# Iteration question,data visualisation on Traffic Dataset

My Code:

days = [‘Monday’, ‘Tuesday’, ‘Wednesday’, ‘Thursday’, ‘Friday’]
traffic_per_day = {}
for i, day in zip(range(0, 135, 27), days):
each_day_traffic = traffic[i:i+27]
traffic_per_day[day] = each_day_traffic

for day in days:
plt.plot(traffic_per_day[day][“Hour (Coded)”],
traffic_per_day[day][“Slowness in traffic (%)”],
label=day)
plt.legend()
plt.show()

``````
``````

Hi:
for day in days:
plt.plot(traffic_per_day[day][“Hour (Coded)”],
traffic_per_day[day][“Slowness in traffic (%)”],
label=day)

1. I don’t understand why we need two traffic_per_day[day]

2. why connect the dictionary and label using chained index instead of x=“Hour (Coded”)? I tried and got an error.

for i, day in zip(range(0, 135, 27), days):
each_day_traffic = traffic[i:i+27]
traffic_per_day[day] = each_day_traffic

how does python know for every 27 values, it belongs to the right date such as 0:27 is Monday

Thank you for the help, let me know if you have any question.

1 Like

Since `traffic_per_day` is a dictionary, `traffic_per_day[day]` is how we access the data stored in the dictionary using the key `[day]`. Since we want to graph the data based on the day, we need to access the data stored in the dictionary twice for each day; once for the x values (values in the `"Hour (Coded)"` column) and once for the y values (values in the `"Slowness in traffic (%)"` column) that we want to plot.

I think it’s possible that a lot of your confusion would be cleared up if you had a more complete understanding of what the dictionary `traffic_per_day` is storing and how it was created. I’ll try to help you with that. You may also want to refer to screen #2 of this mission where they explain the original Traffic Behavior Dataset. The first line on that screen has some important information:

Our dataset describes the urban traffic in the city São Paulo from December 14, 2009 to December
18, 2009 — from Monday to Friday.

As well as this little snippet a little further down:

The data was registered from 7:00 to 20:00 every 30 minutes.
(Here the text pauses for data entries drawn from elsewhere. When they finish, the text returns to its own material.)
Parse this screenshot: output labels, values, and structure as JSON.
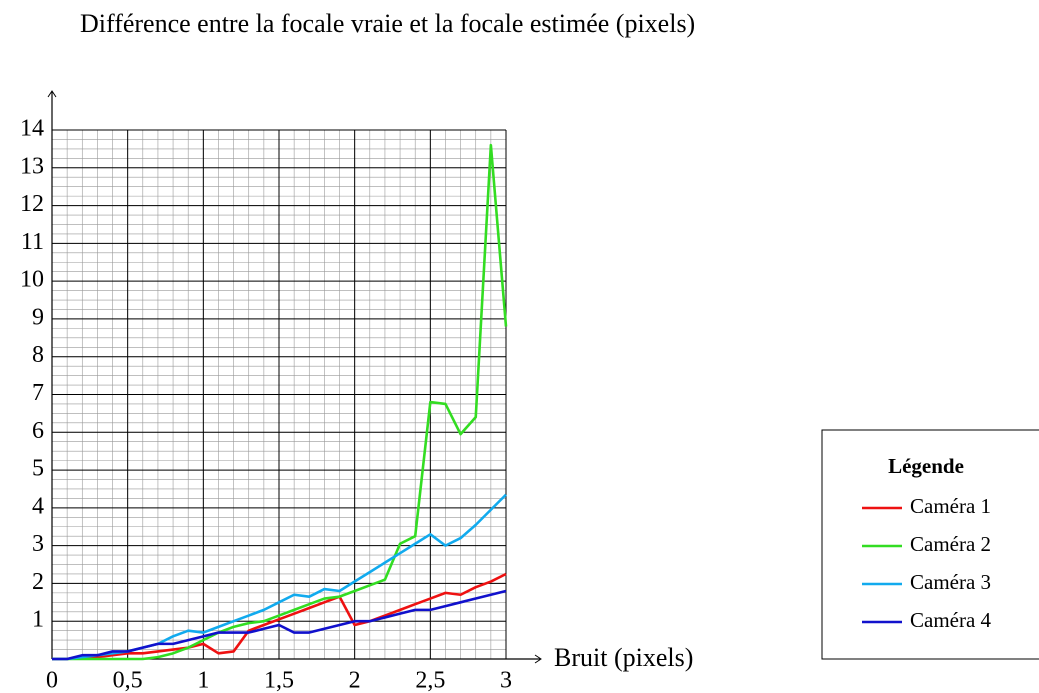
{
  "chart_data": {
    "type": "line",
    "y_label": "Différence entre la focale vraie et la focale estimée (pixels)",
    "x_label": "Bruit (pixels)",
    "legend_title": "Légende",
    "legend": "right",
    "grid": true,
    "x": [
      0,
      0.1,
      0.2,
      0.3,
      0.4,
      0.5,
      0.6,
      0.7,
      0.8,
      0.9,
      1.0,
      1.1,
      1.2,
      1.3,
      1.4,
      1.5,
      1.6,
      1.7,
      1.8,
      1.9,
      2.0,
      2.1,
      2.2,
      2.3,
      2.4,
      2.5,
      2.6,
      2.7,
      2.8,
      2.9,
      3.0
    ],
    "series": [
      {
        "name": "Caméra 1",
        "color": "#ee1111",
        "values": [
          0,
          0,
          0.05,
          0.05,
          0.1,
          0.15,
          0.15,
          0.2,
          0.25,
          0.3,
          0.4,
          0.15,
          0.2,
          0.75,
          0.9,
          1.05,
          1.2,
          1.35,
          1.5,
          1.65,
          0.9,
          1.0,
          1.15,
          1.3,
          1.45,
          1.6,
          1.75,
          1.7,
          1.9,
          2.05,
          2.25
        ]
      },
      {
        "name": "Caméra 2",
        "color": "#33dd22",
        "values": [
          0,
          0,
          0,
          0,
          0,
          0,
          0,
          0.05,
          0.15,
          0.3,
          0.5,
          0.7,
          0.85,
          0.95,
          1.0,
          1.15,
          1.3,
          1.45,
          1.6,
          1.65,
          1.8,
          1.95,
          2.1,
          3.05,
          3.25,
          6.8,
          6.75,
          5.95,
          6.4,
          13.6,
          8.8
        ]
      },
      {
        "name": "Caméra 3",
        "color": "#11aaee",
        "values": [
          0,
          0,
          0.05,
          0.1,
          0.15,
          0.2,
          0.3,
          0.4,
          0.6,
          0.75,
          0.7,
          0.85,
          1.0,
          1.15,
          1.3,
          1.5,
          1.7,
          1.65,
          1.85,
          1.8,
          2.05,
          2.3,
          2.55,
          2.8,
          3.05,
          3.3,
          3.0,
          3.2,
          3.55,
          3.95,
          4.35
        ]
      },
      {
        "name": "Caméra 4",
        "color": "#1111cc",
        "values": [
          0,
          0,
          0.1,
          0.1,
          0.2,
          0.2,
          0.3,
          0.4,
          0.4,
          0.5,
          0.6,
          0.7,
          0.7,
          0.7,
          0.8,
          0.9,
          0.7,
          0.7,
          0.8,
          0.9,
          1.0,
          1.0,
          1.1,
          1.2,
          1.3,
          1.3,
          1.4,
          1.5,
          1.6,
          1.7,
          1.8
        ]
      }
    ],
    "xlim": [
      0,
      3
    ],
    "xticks": [
      0,
      {
        "value": 0.5,
        "label": "0,5"
      },
      1,
      {
        "value": 1.5,
        "label": "1,5"
      },
      2,
      {
        "value": 2.5,
        "label": "2,5"
      },
      3
    ],
    "ylim": [
      0,
      14
    ],
    "yticks": [
      1,
      2,
      3,
      4,
      5,
      6,
      7,
      8,
      9,
      10,
      11,
      12,
      13,
      14
    ]
  }
}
The `Hour (Coded)` column has
values from `1` to `27`

This means that the entire dataset is comprised of 135 observations; 27 for each day, Monday to Friday (i.e. 5 * 27 = 135). Therefore the first 27 rows of `traffic` corresponds to Monday 14 December 2009, the next 27 rows are for Tuesday, the following 27 are for Wednesday, etc…

Rather than use a pandas dataframe with the data for each day stacked on top of each other, we use a dictionary to “separate” the data by day. This is the beauty of the dictionary data structure; it allows us to organize our data by day so that we can explicitly access the data based on the day of the week.

I’m not sure I entirely understand your question here but suspect it relates to what I just explained above. Note that when we use `traffic_per_day[day]["Hour (Coded)]` we are accessing a column (`"Hour (Coded)"`) of a dataframe that’s stored in a dictionary (`traffic_per_day`) using a key (`[day]`).

It’s not so much that “python knows” but rather that it’s how the data was organized in the original dataframe (`traffic`). That’s just how the data was originally recorded: 27 consecutive observations for Monday, then 27 for Tuesday, etc…

I hope this clears a few things up and if it doesn’t, let me know and we can try something else.

3 Likes

Hi,

Thank you for the explanation, much appreciate it.

I understood most of it now. I think not understanding the dataset was the major reason for the confusion.

The only question was for (traffic_per_day[day][“Hour (Coded)”] which I thought Hour(Coded) was a label instead of a column. Because according to the previous page, the code for Hour (Coded) was a label. I thought they are functioning the same except below code is one graph per day and (traffic_per_day[day][“Hour (Coded)”], traffic_per_day[day][“Slowness in traffic (%)”] are all shown in one graph.

I attached the code for your reference.
for day in days:
traffic_per_day[day].plot.line(x=“Hour (Coded)”,
y= “Slowness in traffic (%)”)
plt.title(day)
plt.ylim([0,25])
plt.show()

Oh, I get it now…I see what you were asking. And yes, I can see how that would be confusing! Understand that the method `df.plot.line()` works exclusively on a pandas dataframe and so its arguments (`x =` and `y =`) are expecting their values to be names of columns from the dataframe it is being called upon. Whereas using the function `plt.plot()` we need to explicitly pass the column data as arguments to the function in order for a plot to be generated. You can think of the method version as being specific to a particular dataframe and the function version as being more generic. For example, using `plt.plot()` we could pass data from different dataframes to be graphed whereas with `df.plot()` we must pass column names from the `df` we are calling upon.